Here was how I spent last weekend:
At college reunions in beautiful Princeton on a glorious sunny day.
I also spoke about data science at a Faculty-Alumni panel titled "Science Under Attack!". Here is what I said:
In the past five to 10 years, there has been an explosion of interest in using data in business decision-making. What happens when business executives learn that the data do not support their theories? It turns out that the reaction is similar to what other panelists have described - science under attack! When I bring data into the boardroom, the data are measuring something, which means the data are measuring someone; and you can bet that someone isn't too happy about being measured. My analysts encounter endless debates, wild goose chases, and being asked to conduct one analysis after another until the managers find the story they like.
I think two reasons for the gap between data analysts and business managers who are often non-technical peopel are (a) a communications gap and (b) the nature of statistics as a discipline.
Imagine you have to sell a product to Koreans in Korea. You don't speak a word of Korean and your counterpart does not speak English. What would you do? You'd probably hire a translator who would deliver your sales pitch in Korean. What you wouldn't do is to stay in Korea for a year, teach the counterpart English, and then give your original pitch in English. But that is exactly what many data analysts are doing today. When challenged about their findings, we try to explain the minute details of how the statistical output is generated, effectively teaching managers math. And we are not succeeding. I have spent much of my career thinking about how to bridge this gap, how to convey technical knowledge to the non-technical audience.

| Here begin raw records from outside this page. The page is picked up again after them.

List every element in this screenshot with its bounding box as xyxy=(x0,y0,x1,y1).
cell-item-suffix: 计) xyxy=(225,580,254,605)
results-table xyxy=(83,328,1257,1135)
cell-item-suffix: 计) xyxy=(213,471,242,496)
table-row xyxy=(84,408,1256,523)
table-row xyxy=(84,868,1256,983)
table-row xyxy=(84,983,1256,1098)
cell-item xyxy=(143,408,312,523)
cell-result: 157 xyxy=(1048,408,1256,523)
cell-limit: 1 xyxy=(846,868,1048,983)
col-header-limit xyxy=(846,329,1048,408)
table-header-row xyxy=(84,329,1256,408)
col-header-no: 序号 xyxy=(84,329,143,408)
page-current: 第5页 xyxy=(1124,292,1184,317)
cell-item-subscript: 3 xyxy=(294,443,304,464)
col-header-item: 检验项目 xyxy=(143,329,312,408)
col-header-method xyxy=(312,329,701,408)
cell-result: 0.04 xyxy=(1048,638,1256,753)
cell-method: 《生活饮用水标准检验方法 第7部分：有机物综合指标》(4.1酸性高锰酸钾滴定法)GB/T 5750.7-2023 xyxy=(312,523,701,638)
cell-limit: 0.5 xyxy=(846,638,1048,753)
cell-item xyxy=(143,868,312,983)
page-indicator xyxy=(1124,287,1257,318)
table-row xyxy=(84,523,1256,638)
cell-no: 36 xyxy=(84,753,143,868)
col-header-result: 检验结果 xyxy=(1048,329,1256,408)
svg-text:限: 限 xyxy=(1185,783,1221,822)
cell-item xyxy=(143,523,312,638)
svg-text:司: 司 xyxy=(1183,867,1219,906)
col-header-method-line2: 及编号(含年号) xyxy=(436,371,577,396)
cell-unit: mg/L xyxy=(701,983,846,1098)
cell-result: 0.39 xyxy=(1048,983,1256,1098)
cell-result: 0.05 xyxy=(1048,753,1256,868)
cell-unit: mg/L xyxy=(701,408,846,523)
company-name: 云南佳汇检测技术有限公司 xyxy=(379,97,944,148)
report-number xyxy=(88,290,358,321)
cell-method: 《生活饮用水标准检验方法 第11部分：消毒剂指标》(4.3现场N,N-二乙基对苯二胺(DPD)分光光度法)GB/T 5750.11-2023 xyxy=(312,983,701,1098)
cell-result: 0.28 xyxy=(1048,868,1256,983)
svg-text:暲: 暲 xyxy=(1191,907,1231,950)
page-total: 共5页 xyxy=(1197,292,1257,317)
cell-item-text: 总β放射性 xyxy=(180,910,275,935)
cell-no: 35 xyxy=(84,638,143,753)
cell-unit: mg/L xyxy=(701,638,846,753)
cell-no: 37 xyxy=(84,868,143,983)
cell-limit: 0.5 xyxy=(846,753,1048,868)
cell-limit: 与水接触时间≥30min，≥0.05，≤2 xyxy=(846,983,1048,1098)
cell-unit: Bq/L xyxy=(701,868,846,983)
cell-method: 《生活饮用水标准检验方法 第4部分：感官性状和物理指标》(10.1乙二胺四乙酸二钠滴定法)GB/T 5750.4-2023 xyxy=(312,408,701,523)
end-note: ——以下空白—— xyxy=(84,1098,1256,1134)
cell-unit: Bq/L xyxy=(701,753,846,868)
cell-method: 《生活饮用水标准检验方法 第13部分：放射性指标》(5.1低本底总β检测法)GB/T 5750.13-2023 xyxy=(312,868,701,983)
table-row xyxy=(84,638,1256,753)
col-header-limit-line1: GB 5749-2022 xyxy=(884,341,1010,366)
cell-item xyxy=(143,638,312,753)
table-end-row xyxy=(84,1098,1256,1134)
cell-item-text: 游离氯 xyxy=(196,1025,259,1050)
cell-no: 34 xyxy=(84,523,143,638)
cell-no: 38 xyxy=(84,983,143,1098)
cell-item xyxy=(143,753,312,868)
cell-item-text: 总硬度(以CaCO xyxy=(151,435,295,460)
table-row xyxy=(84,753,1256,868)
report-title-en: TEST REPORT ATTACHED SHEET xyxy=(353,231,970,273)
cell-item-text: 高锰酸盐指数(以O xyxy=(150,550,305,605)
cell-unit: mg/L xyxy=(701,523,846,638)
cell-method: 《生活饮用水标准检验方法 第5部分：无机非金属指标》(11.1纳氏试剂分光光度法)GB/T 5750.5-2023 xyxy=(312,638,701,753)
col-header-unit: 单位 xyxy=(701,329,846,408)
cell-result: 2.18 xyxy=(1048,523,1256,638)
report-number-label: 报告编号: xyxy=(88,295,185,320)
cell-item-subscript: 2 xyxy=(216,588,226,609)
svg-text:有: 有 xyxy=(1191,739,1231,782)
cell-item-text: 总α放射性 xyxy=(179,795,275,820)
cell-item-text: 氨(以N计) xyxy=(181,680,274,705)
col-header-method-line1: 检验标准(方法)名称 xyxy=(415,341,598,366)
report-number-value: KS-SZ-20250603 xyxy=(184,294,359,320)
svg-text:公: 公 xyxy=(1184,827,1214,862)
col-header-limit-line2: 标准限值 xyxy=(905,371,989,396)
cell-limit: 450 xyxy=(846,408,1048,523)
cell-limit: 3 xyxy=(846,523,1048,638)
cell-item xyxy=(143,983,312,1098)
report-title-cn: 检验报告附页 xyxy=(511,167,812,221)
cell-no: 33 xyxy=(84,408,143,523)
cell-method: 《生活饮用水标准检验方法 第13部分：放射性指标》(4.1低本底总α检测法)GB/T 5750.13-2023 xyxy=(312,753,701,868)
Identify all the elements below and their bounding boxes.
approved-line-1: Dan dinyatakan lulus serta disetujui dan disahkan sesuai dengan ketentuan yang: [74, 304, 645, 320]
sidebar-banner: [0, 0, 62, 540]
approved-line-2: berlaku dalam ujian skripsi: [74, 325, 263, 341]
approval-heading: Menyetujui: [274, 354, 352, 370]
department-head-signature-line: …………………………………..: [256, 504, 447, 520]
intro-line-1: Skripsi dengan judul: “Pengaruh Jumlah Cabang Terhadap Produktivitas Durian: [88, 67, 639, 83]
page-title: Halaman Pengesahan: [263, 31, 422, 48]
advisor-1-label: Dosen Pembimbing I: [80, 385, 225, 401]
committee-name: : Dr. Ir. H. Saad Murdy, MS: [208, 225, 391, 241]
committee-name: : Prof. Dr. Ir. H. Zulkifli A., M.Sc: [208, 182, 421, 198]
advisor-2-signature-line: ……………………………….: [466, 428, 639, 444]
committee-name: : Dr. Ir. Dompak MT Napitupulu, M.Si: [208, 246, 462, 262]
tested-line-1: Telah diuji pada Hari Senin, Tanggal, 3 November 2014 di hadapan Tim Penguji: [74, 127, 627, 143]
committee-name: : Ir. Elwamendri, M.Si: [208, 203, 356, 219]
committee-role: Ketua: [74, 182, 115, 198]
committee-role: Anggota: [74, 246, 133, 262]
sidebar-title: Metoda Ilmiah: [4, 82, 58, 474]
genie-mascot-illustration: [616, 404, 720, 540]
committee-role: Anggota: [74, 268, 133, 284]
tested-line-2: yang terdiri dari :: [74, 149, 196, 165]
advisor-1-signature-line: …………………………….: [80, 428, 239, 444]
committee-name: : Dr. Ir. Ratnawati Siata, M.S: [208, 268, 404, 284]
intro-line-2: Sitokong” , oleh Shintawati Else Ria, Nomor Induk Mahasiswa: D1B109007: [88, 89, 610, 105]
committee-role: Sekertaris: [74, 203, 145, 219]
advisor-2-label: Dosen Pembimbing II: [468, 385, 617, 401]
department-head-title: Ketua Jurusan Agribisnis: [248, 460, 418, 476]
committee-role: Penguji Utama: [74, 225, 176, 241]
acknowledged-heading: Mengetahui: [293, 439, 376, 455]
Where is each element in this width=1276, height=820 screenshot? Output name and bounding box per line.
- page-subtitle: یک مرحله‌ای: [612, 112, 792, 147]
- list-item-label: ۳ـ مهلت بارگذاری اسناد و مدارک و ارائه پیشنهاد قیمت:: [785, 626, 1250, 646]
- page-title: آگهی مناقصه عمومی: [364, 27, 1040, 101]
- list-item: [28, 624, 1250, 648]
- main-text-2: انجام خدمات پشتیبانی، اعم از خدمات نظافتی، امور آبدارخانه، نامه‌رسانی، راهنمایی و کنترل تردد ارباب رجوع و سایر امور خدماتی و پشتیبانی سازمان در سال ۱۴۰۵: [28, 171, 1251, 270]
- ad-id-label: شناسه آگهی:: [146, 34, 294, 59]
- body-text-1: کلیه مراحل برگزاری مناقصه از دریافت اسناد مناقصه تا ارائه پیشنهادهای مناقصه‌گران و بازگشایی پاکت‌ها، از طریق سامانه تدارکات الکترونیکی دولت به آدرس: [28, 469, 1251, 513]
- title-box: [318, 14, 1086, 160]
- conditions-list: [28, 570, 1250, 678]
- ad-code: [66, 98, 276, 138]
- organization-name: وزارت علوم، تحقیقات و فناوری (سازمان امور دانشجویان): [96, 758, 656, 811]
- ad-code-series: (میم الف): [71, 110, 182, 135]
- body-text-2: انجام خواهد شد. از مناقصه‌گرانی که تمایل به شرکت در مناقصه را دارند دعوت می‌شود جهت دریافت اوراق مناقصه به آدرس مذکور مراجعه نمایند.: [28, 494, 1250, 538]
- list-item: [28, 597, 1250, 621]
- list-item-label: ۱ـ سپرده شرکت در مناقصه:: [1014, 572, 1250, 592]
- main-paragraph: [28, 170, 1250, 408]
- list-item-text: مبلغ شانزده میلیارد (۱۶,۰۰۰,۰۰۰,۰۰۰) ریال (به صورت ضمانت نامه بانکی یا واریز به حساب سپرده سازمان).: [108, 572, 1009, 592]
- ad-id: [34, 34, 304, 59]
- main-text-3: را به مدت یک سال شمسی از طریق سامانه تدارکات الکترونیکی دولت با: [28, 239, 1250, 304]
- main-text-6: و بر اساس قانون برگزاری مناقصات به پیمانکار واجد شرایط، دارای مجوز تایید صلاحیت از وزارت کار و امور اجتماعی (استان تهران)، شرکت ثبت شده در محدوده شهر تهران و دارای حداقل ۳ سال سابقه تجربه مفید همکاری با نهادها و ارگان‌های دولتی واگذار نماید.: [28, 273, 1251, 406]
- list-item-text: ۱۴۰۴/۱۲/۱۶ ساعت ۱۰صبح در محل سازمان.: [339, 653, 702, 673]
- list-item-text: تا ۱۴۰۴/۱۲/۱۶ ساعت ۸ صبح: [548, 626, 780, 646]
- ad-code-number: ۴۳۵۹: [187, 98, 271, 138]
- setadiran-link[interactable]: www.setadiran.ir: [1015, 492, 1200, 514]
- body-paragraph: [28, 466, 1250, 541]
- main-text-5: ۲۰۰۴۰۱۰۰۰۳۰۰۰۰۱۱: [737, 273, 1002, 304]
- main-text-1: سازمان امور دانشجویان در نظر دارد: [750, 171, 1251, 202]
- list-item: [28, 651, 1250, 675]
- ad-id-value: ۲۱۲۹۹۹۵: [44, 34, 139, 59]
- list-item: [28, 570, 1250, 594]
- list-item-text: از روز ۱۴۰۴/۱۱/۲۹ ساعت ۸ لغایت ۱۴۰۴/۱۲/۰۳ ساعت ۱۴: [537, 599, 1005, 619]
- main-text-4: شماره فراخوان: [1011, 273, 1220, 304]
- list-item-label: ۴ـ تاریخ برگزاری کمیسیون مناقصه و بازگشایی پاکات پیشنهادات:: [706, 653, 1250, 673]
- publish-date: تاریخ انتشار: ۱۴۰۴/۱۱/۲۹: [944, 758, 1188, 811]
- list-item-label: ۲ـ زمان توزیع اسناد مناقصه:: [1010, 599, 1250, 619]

The second reason for the gap is the peculiar nature of statistical science. What we offer are educated guesses based on a pile of assumptions. This is because statistics is a science of incomplete information. We can never produce a definitive answer because we simply do not have all the data we need. But this creates an opening for people who are pre-disposed to oppose our conclusions to nitpick our assumptions.
I also want to bring up a different threat to science, which is the era of Big Data is upon us. This is a threat from within, not from without.
The vast quantity of data is creating lots of analyses by a lot of people, most of which are false. A nice illustration of this is the website tylervigen.com. This guy dumped a lot of publicly available data into a database, and asked the computer to select random pairs of variables and computed the correlation between these variables. For example, one variable might be U.S. spending on science, space and technology and the other is suicides by hanging, strangulation or suffocation. You know what, those two variables are extremely correlated to the tune of 99.8%.
Another aspect of Big Data analysis deserves attention, that many of these analyses do not have a correct answer. Take Google's Pagerank algorithm which is behind the famous search engine. Pagerank is supposed to measure the "authority" of a webpage. The model behind the algorithm assumes that the network of hyperlinks between webpages provides all the information needed to measure authority. But no one can verify how accurate the Pagerank metric is because no one can tell us the true value of authority.
In the case of Pagerank, we may be willing to look past our inability to scientifically validate the method because the search engine is clearly useful and successful. But I'd submit that many Big Data analyses are also impossible to verify but in many cases, they may not be useful, and in the worst cases, may even be harmful.